A short while ago Evie began behaving a bit strangely, slightly distancing herself from the others and occasionally emitting an odd strangulated shrieking noise. Having read too many books on how chickens can change gender due to internal trauma I was suspicious that she was becoming rather cockerel-like and kept a close eye on her. The sickle feathers and the attempts at crowing had me convinced so I was very surprised when she took up residence in the nesting box, refused to leave it and fluffed up to twice her normal size and attacked me when I tried to collect the eggs. It eventually dawned on me that she was broody!
Now broodiness and maternal instinct is unprofitable in battery hens and man has attempted (on the whole successfully) to selectively breed to eradicate this behaviour. None of my other hens have ever become broody but Evie was determined. She gathered the eggs underneath her and refused to leave them except for a ten minute break once a day when she popped out for a quick mouthful of food, a drink a bath and a ginormous poop. Then it was straight back to the nest which she's lined with feathers she's plucked from her own breast. I was rewarded with the evil eye whenever I peered in at her.
I love the fact that Evie is not behaving according to type. According to the manner which we have molded and demanded. I love the idea that this little creature has reverted to such instinctive behaviour despite man's meddling. Despite being classed as 'spent' and fit only for dog food. Despite the trauma and stress that she's experienced. So I investigated further.
It transpires that it's not unknown for ex-batts to hatch a clutch of eggs, just unusual. But it has happened that they've set on the eggs for the required 21 days and raised chicks. So...

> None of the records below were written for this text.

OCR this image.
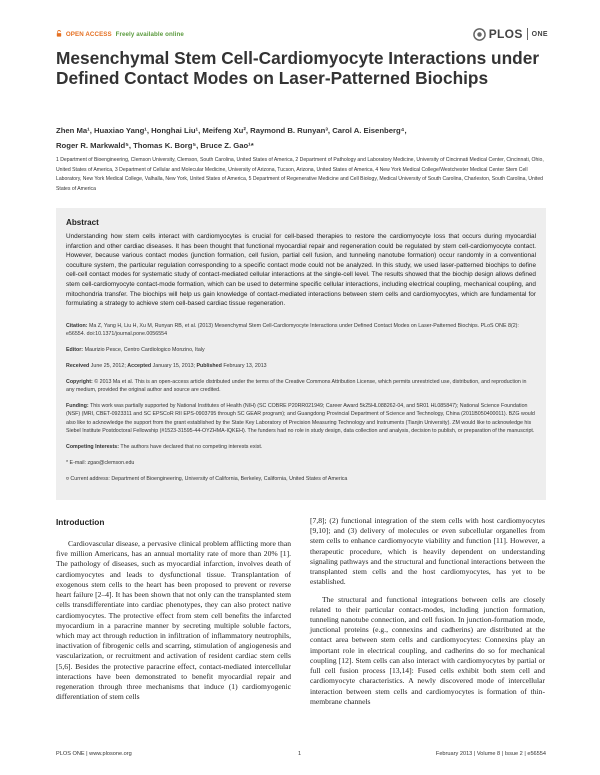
OPEN ACCESS Freely available online	PLOS ONE
Mesenchymal Stem Cell-Cardiomyocyte Interactions under Defined Contact Modes on Laser-Patterned Biochips
Zhen Ma¹, Huaxiao Yang¹, Honghai Liu¹, Meifeng Xu², Raymond B. Runyan³, Carol A. Eisenberg⁴,
Roger R. Markwald⁵, Thomas K. Borg⁵, Bruce Z. Gao¹*
1 Department of Bioengineering, Clemson University, Clemson, South Carolina, United States of America, 2 Department of Pathology and Laboratory Medicine, University of Cincinnati Medical Center, Cincinnati, Ohio, United States of America, 3 Department of Cellular and Molecular Medicine, University of Arizona, Tucson, Arizona, United States of America, 4 New York Medical College/Westchester Medical Center Stem Cell Laboratory, New York Medical College, Valhalla, New York, United States of America, 5 Department of Regenerative Medicine and Cell Biology, Medical University of South Carolina, Charleston, South Carolina, United States of America
Abstract
Understanding how stem cells interact with cardiomyocytes is crucial for cell-based therapies to restore the cardiomyocyte loss that occurs during myocardial infarction and other cardiac diseases. It has been thought that functional myocardial repair and regeneration could be regulated by stem cell-cardiomyocyte contact. However, because various contact modes (junction formation, cell fusion, partial cell fusion, and tunneling nanotube formation) occur randomly in a conventional coculture system, the particular regulation corresponding to a specific contact mode could not be analyzed. In this study, we used laser-patterned biochips to define cell-cell contact modes for systematic study of contact-mediated cellular interactions at the single-cell level. The results showed that the biochip design allows defined stem cell-cardiomyocyte contact-mode formation, which can be used to determine specific cellular interactions, including electrical coupling, mechanical coupling, and mitochondria transfer. The biochips will help us gain knowledge of contact-mediated interactions between stem cells and cardiomyocytes, which are fundamental for formulating a strategy to achieve stem cell-based cardiac tissue regeneration.
Citation: Ma Z, Yang H, Liu H, Xu M, Runyan RB, et al. (2013) Mesenchymal Stem Cell-Cardiomyocyte Interactions under Defined Contact Modes on Laser-Patterned Biochips. PLoS ONE 8(2): e56554. doi:10.1371/journal.pone.0056554
Editor: Maurizio Pesce, Centro Cardiologico Monzino, Italy
Received June 25, 2012; Accepted January 15, 2013; Published February 13, 2013
Copyright: © 2013 Ma et al. This is an open-access article distributed under the terms of the Creative Commons Attribution License, which permits unrestricted use, distribution, and reproduction in any medium, provided the original author and source are credited.
Funding: This work was partially supported by National Institutes of Health (NIH) (SC COBRE P20RR021949; Career Award 5k25HL088262-04, and 5R01 HL085847); National Science Foundation (NSF) (MRI, CBET-0923311 and SC EPSCoR RII EPS-0903795 through SC GEAR program); and Guangdong Provincial Department of Science and Technology, China (2011B050400011). BZG would also like to acknowledge the support from the grant established by the State Key Laboratory of Precision Measuring Technology and Instruments (Tianjin University). ZM would like to acknowledge his Siebel Institute Postdoctoral Fellowship (#1523-31595-44-OYZHMA-IQKEH). The funders had no role in study design, data collection and analysis, decision to publish, or preparation of the manuscript.
Competing Interests: The authors have declared that no competing interests exist.
* E-mail: zgao@clemson.edu
¤ Current address: Department of Bioengineering, University of California, Berkeley, California, United States of America
Introduction

Cardiovascular disease, a pervasive clinical problem afflicting more than five million Americans, has an annual mortality rate of more than 20% [1]. The pathology of diseases, such as myocardial infarction, involves death of cardiomyocytes and leads to dysfunctional tissue. Transplantation of exogenous stem cells to the heart has been proposed to prevent or reverse heart failure [2–4]. It has been shown that not only can the transplanted stem cells transdifferentiate into cardiac phenotypes, they can also protect native cardiomyocytes. The protective effect from stem cell benefits the infarcted myocardium in a paracrine manner by secreting multiple soluble factors, which may act through reduction in infiltration of inflammatory neutrophils, inactivation of fibrogenic cells and scarring, stimulation of angiogenesis and vascularization, or recruitment and activation of resident cardiac stem cells [5,6]. Besides the protective paracrine effect, contact-mediated intercellular interactions have been demonstrated to benefit myocardial repair and regeneration through three mechanisms that induce (1) cardiomyogenic differentiation of stem cells

[7,8]; (2) functional integration of the stem cells with host cardiomyocytes [9,10]; and (3) delivery of molecules or even subcellular organelles from stem cells to enhance cardiomyocyte viability and function [11]. However, a therapeutic procedure, which is heavily dependent on understanding signaling pathways and the structural and functional interactions between the transplanted stem cells and the host cardiomyocytes, has yet to be established.

The structural and functional integrations between cells are closely related to their particular contact-modes, including junction formation, tunneling nanotube connection, and cell fusion. In junction-formation mode, junctional proteins (e.g., connexins and cadherins) are distributed at the contact area between stem cells and cardiomyocytes: Connexins play an important role in electrical coupling, and cadherins do so for mechanical coupling [12]. Stem cells can also interact with cardiomyocytes by partial or full cell fusion process [13,14]: Fused cells exhibit both stem cell and cardiomyocyte characteristics. A newly discovered mode of intercellular interaction between stem cells and cardiomyocytes is formation of thin-membrane channels

PLOS ONE | www.plosone.org	1	February 2013 | Volume 8 | Issue 2 | e56554
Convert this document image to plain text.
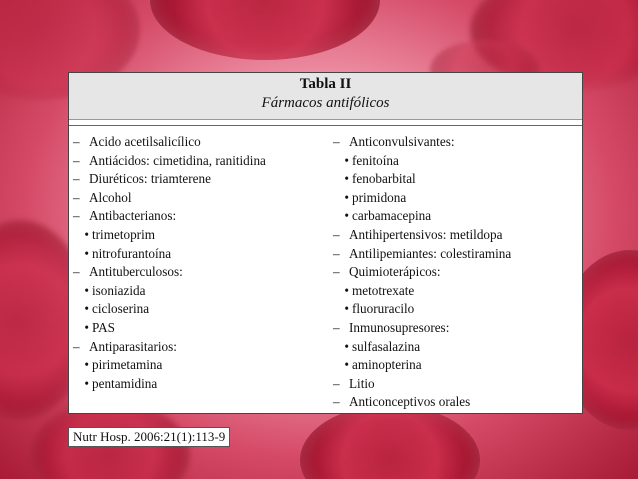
Tabla II
Fármacos antifólicos
– Acido acetilsalicílico
– Antiácidos: cimetidina, ranitidina
– Diuréticos: triamterene
– Alcohol
– Antibacterianos:
• trimetoprim
• nitrofurantoína
– Antituberculosos:
• isoniazida
• cicloserina
• PAS
– Antiparasitarios:
• pirimetamina
• pentamidina
– Anticonvulsivantes:
• fenitoína
• fenobarbital
• primidona
• carbamacepina
– Antihipertensivos: metildopa
– Antilipemiantes: colestiramina
– Quimioterápicos:
• metotrexate
• fluoruracilo
– Inmunosupresores:
• sulfasalazina
• aminopterina
– Litio
– Anticonceptivos orales
Nutr Hosp. 2006:21(1):113-9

A phone call, a chat and a visit to The Canny Chicken Company over at Hethersgill resulted in me coming home with a box containing six fertile eggs of various parentage and Evie is now sitting on them instead of my breakfast eggs. Whether she stays broody long enough remains to be seen. As does whether the eggs are indeed fertile. And even if she does and they are there are still horrible stories of broken eggs, difficulties in hatching and (horror of horrors) of hens killing and eating new chicks! So having started this post with an old adage I'm closing the same way and trying not to count my chickens before they hatch! But I hope she manages to get at least one chick. It seems only fair and right. Funnily enough I named her Evie because the name Eve means 'to live' and I didn't think she would. It would be lovely if she could beat the odds again.